To be inviting and polite is indistinguishable, and politeness requires an insightful and amicable activity against others. Axioms are notable that gracious “pay of graciousness is the main thing to win everything”. Correspondence staff ought to consistently remember this. The accompanying standards may assist with improving courtesy:Preliminary considering correspondence with family All glad families have the mystery of progress. This achievement originates from a strong establishment of closeness and closeness. Indeed, through private correspondence these cozy family connections become all the more intently. Correspondence is the foundation of different affiliations, building solid partners of obedient devotion, improving family way of life, and assisting with accomplishing satisfaction (Gosche, p. 1). In any case, so as to keep up an amicable relationship, a few families experienced tumultuous encounters. Correspondence in the family is an intricate and alluring marvel. Correspondence between families isn’t restricted to single messages between families or verbal correspondence.

It is a unique cycle that oversees force, closeness and limits, cohesiveness and flexibility of route frameworks, and makes pictures, topics, stories, ceremonies, rules, jobs, making implications, making a feeling of family life An intelligent cycle that makes a model. This model has passed ages. Notwithstanding the view as a family and family automatic framework, one of the greatest exploration establishments in between family correspondence centers around a family correspondence model. Family correspondence model (FCP) hypothesis clarifies why families impart in their own specific manner dependent on one another ‘s psychological direction. Early FCP research established in media research is keen on how families handle broad communications data. Family correspondence was perceived as an exceptional scholastic exploration field by the National Communications Association in 1989. Family correspondence researchers were at first impacted by family research, social brain science, and relational hypothesis, before long built up the hypothesis and began research in a family framework zeroed in on a significant job. Until 2001, the primary issue of the Family Communication Research Journal, Family Communication Magazine, was given. Family correspondence is more than the field of correspondence analysts in the family. Examination on family correspondence is normally done by individuals in brain science, humanism, and family research, to give some examples models. However, as the popular family correspondence researcher Leslie Baxter stated, it is the focal point of this intelligent semantic creation measure making the grant of family correspondence special. In the field of in-home correspondence, correspondence is normally not founded on autonomous messages from one sender to one beneficiary, yet dependent on the dynamic interdependency of data shared among families It is conceptualized. The focal point of this methodology is on the shared trait of semantic development inside family frameworks. As such, producing doesn’t happen in vacuum, however it happens in a wide scope of ages and social exchange.

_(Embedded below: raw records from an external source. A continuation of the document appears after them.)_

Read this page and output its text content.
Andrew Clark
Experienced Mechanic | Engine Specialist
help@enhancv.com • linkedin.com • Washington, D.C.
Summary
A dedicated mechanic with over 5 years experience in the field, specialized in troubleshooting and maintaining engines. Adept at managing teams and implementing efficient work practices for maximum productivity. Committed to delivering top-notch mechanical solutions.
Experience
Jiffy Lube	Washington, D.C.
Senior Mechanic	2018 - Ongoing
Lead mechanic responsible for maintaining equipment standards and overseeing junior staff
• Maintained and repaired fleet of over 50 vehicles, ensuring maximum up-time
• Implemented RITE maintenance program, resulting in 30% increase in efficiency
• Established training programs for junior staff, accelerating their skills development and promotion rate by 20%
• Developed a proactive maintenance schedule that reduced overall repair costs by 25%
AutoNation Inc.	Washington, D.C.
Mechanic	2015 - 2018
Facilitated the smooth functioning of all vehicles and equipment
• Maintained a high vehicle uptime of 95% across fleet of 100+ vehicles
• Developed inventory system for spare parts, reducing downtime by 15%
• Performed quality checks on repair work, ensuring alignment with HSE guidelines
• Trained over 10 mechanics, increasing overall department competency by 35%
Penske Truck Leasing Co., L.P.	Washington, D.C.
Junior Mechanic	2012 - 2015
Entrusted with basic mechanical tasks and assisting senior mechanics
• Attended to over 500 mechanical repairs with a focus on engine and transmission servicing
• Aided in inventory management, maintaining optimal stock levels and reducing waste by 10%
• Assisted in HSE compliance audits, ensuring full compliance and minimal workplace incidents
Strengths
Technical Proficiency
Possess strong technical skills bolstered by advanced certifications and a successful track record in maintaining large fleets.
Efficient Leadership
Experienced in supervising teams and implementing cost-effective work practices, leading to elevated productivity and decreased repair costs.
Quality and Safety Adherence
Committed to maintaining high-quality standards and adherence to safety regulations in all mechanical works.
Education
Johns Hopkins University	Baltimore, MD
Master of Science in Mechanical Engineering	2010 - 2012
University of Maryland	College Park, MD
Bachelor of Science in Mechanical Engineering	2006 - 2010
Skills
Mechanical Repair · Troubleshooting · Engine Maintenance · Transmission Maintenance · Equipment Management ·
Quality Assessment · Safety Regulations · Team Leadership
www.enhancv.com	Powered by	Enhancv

Standards are rules end up being followed when performing work to agree to a given objective. Hierarchical achievement relies significantly upon compelling correspondence. So as to successfully impart, it is important to follow a few standards and rules. Coming up next are rules to guarantee powerful correspondence: clearness: lucidity of data is a significant guideline of correspondence. For beneficiaries to know the message plainly, the messages ought to be sorted out in a basic language. To guarantee that beneficiaries can without much of a stretch comprehend the importance of the message, the sender needs to impart unmistakably and unhesitatingly so the beneficiary can plainly and unquestionably comprehend the data.>

Our customer support team is here to answer your questions. Ask us anything!